Tout est accessible, de plain pied et à notre hauteur. Quelle chance nous avons !

 

Z 2- Des fauteuils spécifiques tels que le Zébulon ou le Kangourou permettent aux plus jeunes et sportifs d’entre nous de se mouvoir sur « les pistes roulables » par une suite de petits bonds successifs et de se faufiler parmi la foule des autres roulants. En version professionnelle, ces fauteuils sont utilisés par exemple pour les visites de chantier des bâtiments en cours de construction et dans de nombreux autres domaines.

 Chacun possède cinq ou six fauteuils: professionnels, pour l’intérieur, pour l’extérieur, pour la semaine, pour le week-end, pour la ville, pour la campagne, pour le wheeling du dimanche matin et en change selon la saison.

Nos fauteuils sont personnalisés en fonction du rang social de leur propriétaire, de ses goûts, de son âge, de ses tendances, de son humeur du moment.
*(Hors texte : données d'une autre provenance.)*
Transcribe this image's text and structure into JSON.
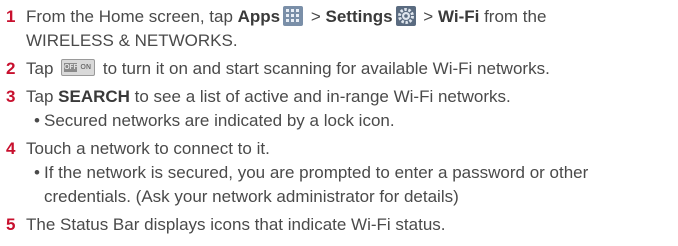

Ils sont numérisés et dans chaque habitation un magasin de stockage avec chargement automatique est mis à notre disposition

afin d’entreposer les fauteuils de la famille.

 

Z 3 - Il faut tout de même préciser que pour se démarquer, certains jeunes adolescents et autres nostalgiques originaux s’obstinent à utiliser des copies de vieux chariots manuels à quatre roues ou se sont amusés à les rénover. Ces fauteuils sont dotés de deux énormes roues entre lesquelles ils sont assis et de deux autres à l’avant ridiculement petites. La seule modification apportée est de les avoir motorisés. Ainsi ils ont les mains libres. Leurs utilisateurs sont gantés et seuls les bouts de leurs doigts dépassent et ont en permanence une casquette vissée sur la tête. Ces contestataires refusent notre dépendance technologique. Ils se déplacent généralement en groupe mais ce mouvement reste très marginal.

 

Z 4 - Le fauteuil faisant partie intégrante de chacun de nous, selon le modèle du fonctionnement des allocations logement, vieillesse, rentrée scolaire ou familiales, nous avons instauré une « allocation fauteuils ». Ainsi cet ami qui ne nous quitte jamais, véritable  prolongement indispensable de notre corps, peut être proposé à un prix dérisoire pour les plus démunis d’entre nous.

 

Z 5 – Malheureusement nous devons co-habiter avec 2 à 3 % d’individus valides en situation de handicap. Ces « marchants  » n’ont pas la chance de se déplacer en fauteuil comme tout le monde. Les pauvres.

« Je les admire de rester debout toute la journée.

Moi, je sais que je ne le pourrais pas ! Ils font preuve de beaucoup de courage ».

 

Z 6 -  L’acronyme administratif utilisé pour qualifier ces personnes debout « qui n’ont pas la chance d’être en fauteuil »  est P.N.F. (Personne Non en Fauteuil).

La cause de leur handicap est mécanique. Ils sont mal vertébrés. La parfaite rectitude de leur colonne vertébrale engendre une libre circulation du  liquide cérébro-spinal. La pression de ce liquide qui irrigue la moelle épinière et les hémisphères du cerveau est donc libérée jusqu’aux extrémités du canal. La position verticale leur est naturelle et la position assise leur demande un effort. 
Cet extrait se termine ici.